When you think about artificial intelligence (AI), you probably don’t imagine using it for a farm. But you should: this week, IBM is bringing data and AI together with the global release of the Watson Decision Platform for Agriculture to help growers makes better decisions. This new platform is an innovation that draws upon IBM’s most advanced capabilities in AI, analytics, IoT, Cloud, and weather to create a powerful new resource that spans the full farm-to-fork ecosystem.
Farming has always been a complex undertaking that requires growers to manage an interconnected web of pre-season and in-season decisions while at the mercy of mother nature. With the explosion of data from farm equipment, environmental sensors, and remote input, it’s impractical to rely on intuition or traditional technology to understand what drives variation in yield or provide guidance to growers. IBM is filling this gap by applying Watson AI to the data to generate the decision support growers need to make confident, evidence-based decisions.
In parallel, food companies are looking for ways to meet consumer demand for better food quality and sustainability. IBM’s solution will bridge food companies and their grower suppliers to better manage the inputs and farming practices that can deliver on the promise of improved food quality. IBM is drawing on its experience with improving products ranging from wine to tomatoes to make this vision a reality.
Growers are already benefiting from IBM’s efforts to integrate data sources while extracting insights from them. “Until now, nobody has tackled putting all this information into one place,” says 3rd-generation farmer Roric Paulman. “I’ve got 40 different ag apps on my phone. It just stops being useful.”
Paulman has 10,000 acres under cultivation in Nebraska and he generates one terabyte of data every month. IBM’s new platform allows him to bring everything together on his phone so he has a powerful, unified view of his farm.
For Paulman and other farmers, bringing AI to bear on data provides startling new powers. Growers can now film a field of corn from a drone and use AI-enabled visual recognition analysis to identify crop disease or a pest infestation. The app also allows the grower to photograph struggling plants up-close and identify the exact pest or disease. On Paulman’s farm, an agronomist currently visits once a week to analyze infestations and blight. Now, with a simple photo, Paulman can immediately find out what type of insect is affecting his plants and he can take remediation action.
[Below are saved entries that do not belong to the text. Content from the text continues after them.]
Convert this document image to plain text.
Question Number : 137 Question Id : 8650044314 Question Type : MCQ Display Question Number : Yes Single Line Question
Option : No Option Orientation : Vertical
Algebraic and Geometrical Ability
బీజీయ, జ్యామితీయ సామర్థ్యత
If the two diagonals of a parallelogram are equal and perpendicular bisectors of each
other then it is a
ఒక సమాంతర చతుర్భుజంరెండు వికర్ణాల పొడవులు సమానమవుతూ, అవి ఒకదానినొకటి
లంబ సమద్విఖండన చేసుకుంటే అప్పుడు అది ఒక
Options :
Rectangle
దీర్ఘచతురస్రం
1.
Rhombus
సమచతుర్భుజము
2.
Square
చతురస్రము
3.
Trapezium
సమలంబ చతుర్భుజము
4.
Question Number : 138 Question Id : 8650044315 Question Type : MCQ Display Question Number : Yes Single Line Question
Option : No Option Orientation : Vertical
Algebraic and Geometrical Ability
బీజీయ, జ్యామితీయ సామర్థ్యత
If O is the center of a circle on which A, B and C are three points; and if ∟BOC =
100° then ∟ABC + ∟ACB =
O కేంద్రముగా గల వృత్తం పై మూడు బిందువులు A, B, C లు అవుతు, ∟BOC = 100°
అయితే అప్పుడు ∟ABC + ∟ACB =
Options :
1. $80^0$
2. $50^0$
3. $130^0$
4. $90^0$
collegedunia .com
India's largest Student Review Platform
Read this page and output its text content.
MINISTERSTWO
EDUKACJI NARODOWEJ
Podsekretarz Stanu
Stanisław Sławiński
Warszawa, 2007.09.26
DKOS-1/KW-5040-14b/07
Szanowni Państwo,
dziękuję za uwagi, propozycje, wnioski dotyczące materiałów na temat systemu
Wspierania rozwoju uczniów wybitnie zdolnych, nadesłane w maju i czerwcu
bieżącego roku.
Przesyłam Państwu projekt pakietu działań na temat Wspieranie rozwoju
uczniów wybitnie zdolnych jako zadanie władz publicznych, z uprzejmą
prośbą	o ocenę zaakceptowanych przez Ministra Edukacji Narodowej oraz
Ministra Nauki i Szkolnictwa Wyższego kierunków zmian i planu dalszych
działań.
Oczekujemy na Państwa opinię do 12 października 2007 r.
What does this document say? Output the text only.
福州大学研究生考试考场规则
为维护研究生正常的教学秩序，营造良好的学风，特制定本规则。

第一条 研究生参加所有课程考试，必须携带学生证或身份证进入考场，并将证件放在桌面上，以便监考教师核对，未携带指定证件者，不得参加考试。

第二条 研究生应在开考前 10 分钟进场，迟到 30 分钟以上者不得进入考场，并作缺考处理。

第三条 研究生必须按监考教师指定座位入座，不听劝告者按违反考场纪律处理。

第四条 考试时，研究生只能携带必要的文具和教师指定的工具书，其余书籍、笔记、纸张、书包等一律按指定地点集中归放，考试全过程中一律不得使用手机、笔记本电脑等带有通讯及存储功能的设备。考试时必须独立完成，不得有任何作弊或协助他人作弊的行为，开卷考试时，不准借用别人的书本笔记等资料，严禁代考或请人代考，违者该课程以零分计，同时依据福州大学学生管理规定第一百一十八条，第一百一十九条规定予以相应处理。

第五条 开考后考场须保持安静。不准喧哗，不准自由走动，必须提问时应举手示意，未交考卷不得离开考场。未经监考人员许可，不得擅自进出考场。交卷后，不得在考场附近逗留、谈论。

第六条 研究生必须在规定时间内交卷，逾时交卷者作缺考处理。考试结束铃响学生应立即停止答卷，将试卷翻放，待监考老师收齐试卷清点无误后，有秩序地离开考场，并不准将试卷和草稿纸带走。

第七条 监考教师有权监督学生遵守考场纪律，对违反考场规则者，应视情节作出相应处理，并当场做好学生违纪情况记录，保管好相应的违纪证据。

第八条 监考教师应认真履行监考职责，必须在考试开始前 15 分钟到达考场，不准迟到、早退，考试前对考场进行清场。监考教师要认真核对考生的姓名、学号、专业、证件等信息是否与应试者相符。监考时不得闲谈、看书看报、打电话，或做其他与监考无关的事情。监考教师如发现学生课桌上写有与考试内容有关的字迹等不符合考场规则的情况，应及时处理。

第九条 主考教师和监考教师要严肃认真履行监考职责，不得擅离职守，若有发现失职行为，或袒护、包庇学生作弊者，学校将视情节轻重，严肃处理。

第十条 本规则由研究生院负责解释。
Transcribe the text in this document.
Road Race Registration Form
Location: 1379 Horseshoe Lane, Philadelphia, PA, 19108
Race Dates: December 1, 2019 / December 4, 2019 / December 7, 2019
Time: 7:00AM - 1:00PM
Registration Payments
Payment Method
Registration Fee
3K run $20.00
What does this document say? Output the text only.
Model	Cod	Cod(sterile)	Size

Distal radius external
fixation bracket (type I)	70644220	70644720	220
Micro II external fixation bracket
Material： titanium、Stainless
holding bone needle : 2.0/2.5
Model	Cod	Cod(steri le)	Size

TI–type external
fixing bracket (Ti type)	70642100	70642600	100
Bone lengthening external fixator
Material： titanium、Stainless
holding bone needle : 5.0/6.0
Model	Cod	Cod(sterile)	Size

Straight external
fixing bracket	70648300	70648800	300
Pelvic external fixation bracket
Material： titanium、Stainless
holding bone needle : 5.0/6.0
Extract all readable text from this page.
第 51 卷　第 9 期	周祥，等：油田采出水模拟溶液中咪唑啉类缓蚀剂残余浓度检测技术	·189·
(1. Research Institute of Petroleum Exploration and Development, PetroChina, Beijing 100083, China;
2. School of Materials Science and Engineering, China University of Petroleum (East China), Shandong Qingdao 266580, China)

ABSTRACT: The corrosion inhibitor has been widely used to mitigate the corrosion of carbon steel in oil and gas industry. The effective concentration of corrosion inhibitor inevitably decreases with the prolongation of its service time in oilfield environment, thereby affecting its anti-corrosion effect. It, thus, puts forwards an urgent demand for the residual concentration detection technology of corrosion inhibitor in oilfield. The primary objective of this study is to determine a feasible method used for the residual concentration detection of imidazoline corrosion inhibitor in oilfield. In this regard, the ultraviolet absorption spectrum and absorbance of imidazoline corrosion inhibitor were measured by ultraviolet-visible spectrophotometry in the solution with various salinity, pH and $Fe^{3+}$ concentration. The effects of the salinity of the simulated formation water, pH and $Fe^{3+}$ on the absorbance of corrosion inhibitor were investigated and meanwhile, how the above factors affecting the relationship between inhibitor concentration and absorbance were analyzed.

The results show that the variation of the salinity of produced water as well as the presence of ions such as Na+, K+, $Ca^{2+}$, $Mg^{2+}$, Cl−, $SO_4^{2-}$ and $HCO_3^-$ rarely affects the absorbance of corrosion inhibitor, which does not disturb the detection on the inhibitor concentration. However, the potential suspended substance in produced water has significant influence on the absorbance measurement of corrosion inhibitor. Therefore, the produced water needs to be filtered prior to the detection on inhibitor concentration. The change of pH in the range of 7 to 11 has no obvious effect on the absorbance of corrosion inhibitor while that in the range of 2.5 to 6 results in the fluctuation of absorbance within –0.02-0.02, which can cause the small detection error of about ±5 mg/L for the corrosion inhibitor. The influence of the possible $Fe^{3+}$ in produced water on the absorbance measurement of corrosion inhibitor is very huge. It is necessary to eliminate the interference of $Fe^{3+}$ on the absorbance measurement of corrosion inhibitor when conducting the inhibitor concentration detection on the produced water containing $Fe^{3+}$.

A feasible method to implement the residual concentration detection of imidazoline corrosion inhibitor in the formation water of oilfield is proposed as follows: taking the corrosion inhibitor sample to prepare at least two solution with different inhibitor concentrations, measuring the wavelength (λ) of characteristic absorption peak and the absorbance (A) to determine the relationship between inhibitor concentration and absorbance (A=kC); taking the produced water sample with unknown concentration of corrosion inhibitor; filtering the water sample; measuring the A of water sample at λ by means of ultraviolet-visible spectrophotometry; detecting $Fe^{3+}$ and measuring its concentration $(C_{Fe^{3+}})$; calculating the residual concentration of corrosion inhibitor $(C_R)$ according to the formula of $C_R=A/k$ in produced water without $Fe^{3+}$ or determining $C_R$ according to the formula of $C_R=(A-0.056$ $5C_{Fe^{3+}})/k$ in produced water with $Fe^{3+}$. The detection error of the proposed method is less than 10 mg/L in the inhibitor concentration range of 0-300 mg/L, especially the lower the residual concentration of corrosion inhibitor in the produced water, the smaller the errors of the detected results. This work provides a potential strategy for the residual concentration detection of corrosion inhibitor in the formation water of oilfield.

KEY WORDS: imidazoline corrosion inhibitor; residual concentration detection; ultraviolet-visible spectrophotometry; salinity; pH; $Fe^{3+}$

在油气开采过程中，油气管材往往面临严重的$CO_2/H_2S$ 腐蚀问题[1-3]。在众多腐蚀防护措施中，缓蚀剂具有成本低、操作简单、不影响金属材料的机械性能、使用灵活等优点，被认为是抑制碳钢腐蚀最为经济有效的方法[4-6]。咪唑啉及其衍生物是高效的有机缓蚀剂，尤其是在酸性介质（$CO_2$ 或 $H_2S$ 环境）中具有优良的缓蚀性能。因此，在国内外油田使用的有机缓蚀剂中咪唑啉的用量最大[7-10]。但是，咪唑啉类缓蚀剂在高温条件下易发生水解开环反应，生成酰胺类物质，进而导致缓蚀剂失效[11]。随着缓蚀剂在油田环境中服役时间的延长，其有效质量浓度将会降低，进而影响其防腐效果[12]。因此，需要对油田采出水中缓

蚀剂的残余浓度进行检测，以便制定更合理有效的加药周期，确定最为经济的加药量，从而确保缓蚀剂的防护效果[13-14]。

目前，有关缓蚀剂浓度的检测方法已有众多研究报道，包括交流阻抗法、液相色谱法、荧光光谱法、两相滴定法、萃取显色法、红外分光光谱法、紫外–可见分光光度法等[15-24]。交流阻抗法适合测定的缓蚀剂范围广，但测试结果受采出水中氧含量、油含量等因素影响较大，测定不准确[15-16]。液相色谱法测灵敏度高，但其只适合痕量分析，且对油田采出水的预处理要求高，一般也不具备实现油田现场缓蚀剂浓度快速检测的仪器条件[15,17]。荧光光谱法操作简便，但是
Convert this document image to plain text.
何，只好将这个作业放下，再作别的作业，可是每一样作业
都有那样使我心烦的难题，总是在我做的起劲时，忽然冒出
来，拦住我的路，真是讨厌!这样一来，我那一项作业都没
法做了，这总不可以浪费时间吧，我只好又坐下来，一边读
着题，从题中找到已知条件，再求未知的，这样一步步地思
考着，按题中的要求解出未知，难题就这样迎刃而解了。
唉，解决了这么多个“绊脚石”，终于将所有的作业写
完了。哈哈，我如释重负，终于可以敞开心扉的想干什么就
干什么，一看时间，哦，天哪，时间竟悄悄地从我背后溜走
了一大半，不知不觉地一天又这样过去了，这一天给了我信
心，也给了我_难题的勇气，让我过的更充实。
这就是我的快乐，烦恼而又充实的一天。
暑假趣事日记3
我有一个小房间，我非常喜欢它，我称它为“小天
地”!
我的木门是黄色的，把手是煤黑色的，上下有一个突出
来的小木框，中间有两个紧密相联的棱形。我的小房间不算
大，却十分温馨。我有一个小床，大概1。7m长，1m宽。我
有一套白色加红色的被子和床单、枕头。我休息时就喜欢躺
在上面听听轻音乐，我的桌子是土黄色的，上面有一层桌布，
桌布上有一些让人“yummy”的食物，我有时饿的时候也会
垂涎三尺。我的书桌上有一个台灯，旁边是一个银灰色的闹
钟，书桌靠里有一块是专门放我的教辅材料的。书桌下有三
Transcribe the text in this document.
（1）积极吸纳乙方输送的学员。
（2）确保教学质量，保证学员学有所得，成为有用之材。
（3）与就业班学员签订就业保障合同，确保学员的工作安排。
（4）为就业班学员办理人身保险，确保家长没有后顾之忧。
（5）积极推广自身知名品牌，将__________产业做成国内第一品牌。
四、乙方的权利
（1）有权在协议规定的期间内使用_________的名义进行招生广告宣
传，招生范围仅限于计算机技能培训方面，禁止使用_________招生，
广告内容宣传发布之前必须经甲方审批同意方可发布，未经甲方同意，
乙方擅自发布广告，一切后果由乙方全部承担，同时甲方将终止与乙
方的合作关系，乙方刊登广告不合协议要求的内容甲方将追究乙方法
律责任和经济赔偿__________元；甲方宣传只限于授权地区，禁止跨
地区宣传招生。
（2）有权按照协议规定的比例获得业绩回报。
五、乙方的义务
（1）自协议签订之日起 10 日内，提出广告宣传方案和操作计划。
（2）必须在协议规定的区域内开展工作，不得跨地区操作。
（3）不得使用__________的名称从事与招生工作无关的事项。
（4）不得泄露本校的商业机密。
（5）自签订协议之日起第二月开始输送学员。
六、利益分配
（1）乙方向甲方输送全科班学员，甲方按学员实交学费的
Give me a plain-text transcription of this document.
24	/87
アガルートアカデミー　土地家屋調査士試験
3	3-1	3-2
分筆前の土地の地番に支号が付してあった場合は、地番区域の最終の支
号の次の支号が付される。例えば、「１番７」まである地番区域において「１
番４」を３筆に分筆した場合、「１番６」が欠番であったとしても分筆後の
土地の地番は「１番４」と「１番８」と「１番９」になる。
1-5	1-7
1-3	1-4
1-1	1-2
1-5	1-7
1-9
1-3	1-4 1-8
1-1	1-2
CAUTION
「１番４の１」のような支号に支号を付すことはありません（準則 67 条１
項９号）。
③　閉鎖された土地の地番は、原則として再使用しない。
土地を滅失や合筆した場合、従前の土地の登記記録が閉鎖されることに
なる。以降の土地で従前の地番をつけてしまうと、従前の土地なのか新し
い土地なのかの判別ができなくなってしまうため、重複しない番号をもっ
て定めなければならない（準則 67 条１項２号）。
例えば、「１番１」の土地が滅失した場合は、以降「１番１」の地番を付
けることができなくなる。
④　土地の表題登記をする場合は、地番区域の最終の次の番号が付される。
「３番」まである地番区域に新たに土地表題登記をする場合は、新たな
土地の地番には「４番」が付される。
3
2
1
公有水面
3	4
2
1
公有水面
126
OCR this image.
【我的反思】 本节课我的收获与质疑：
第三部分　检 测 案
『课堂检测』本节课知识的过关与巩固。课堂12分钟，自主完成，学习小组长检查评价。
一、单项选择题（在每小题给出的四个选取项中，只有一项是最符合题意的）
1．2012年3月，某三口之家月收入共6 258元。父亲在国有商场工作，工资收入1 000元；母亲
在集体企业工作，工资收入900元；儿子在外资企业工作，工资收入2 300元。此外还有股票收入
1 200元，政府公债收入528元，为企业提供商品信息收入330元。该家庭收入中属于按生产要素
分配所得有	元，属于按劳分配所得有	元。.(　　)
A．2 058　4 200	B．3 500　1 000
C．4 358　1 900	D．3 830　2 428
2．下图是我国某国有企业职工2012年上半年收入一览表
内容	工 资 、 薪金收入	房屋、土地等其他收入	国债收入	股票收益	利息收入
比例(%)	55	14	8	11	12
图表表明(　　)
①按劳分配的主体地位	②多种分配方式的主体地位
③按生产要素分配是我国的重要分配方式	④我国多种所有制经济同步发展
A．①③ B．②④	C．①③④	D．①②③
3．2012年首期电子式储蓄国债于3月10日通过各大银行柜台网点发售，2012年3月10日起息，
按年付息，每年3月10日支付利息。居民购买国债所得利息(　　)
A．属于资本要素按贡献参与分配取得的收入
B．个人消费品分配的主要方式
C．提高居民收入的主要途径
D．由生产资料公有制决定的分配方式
“That means I can react in real-time and won’t lose yield waiting for the agronomist,” Paulman says. It also allows him to better target pesticide use, reducing environmental impact and lowering cost.
For large food producers, the platform offers an opportunity to “see” the fields in a new way. If a farmer is willing to share select data with downstream partners, producers will know precisely when the harvest is likely to happen and how much it will yield. That provides new transparency to a system that was once opaque.
The platform also seeks to solve problems before they start. The platform helps farmers understand critical factors such as soil temperature and moisture levels, crop stress, pest and disease risk and identification, yield predictions, and alerts. That helps inform decisions like irrigation, planting, fertilization, worker safety, trading, and pest and disease eradication.
One of the biggest challenges farmers face is knowing when exactly to sell their crops. Prices fluctuate constantly and theres an overwhelming amount of information to process. The platform offers a tool that brings some clarity: it marshals huge amounts of pricing data-from the local grain elevator to the futures markets-and recommends the best time to sell a crop in order to maximize profit. It’s the type of data gathering and analysis that would take weeks of work, if it was possible at all. In fact, farmers have had little choice in the past but to guess what will happen.
“I’ve been waiting for something like this,” Paulman says. “IBM has independence. They’re not trying to sell me more fertilizer or machines. They don’t have a horse in the race. It’s a trust thing.”
The platform is just one piece of IBM’s larger effort to improve agriculture. The Weather Company enables a host of other agricultural partners to deliver hyper-local forecasts to growers in their local dialects – and IBM Research is helping fuel a wave of innovation in the agricultural technology sector.
• In India, IBM Research has partnered with NITI Aayog, a government think tank to explore how AI can be used to leveraging AI to issue early warning on pest and disease outbreaks.
• In Brazil, researchers have built a prototype, The AgroPad, which uses AI and a mobile app to analyze soil and water samples, which could help growers make better choices about how to water or fertilize their farms.
• In Kenya, IBM scientists in Nairobi partnered with Twiga Foods to build and test a blockchain-enabled microfinance lending platform which helps small farmers and food vendors get access to lending capital.
The IBM PARIS Geoscope is a cloud-based platform that can quickly provide contextual information about a specific location using geospatial-temporal information. Using machine learning techniques and analytics on satellite imagery, weather data, census data, land use and business location data, it can help companies make predictions about the future of their farms.
In each case, from Brazil to India to North America, AI is helping feed us while making the lives of growers easier. Benjamin Franklin would have been proud.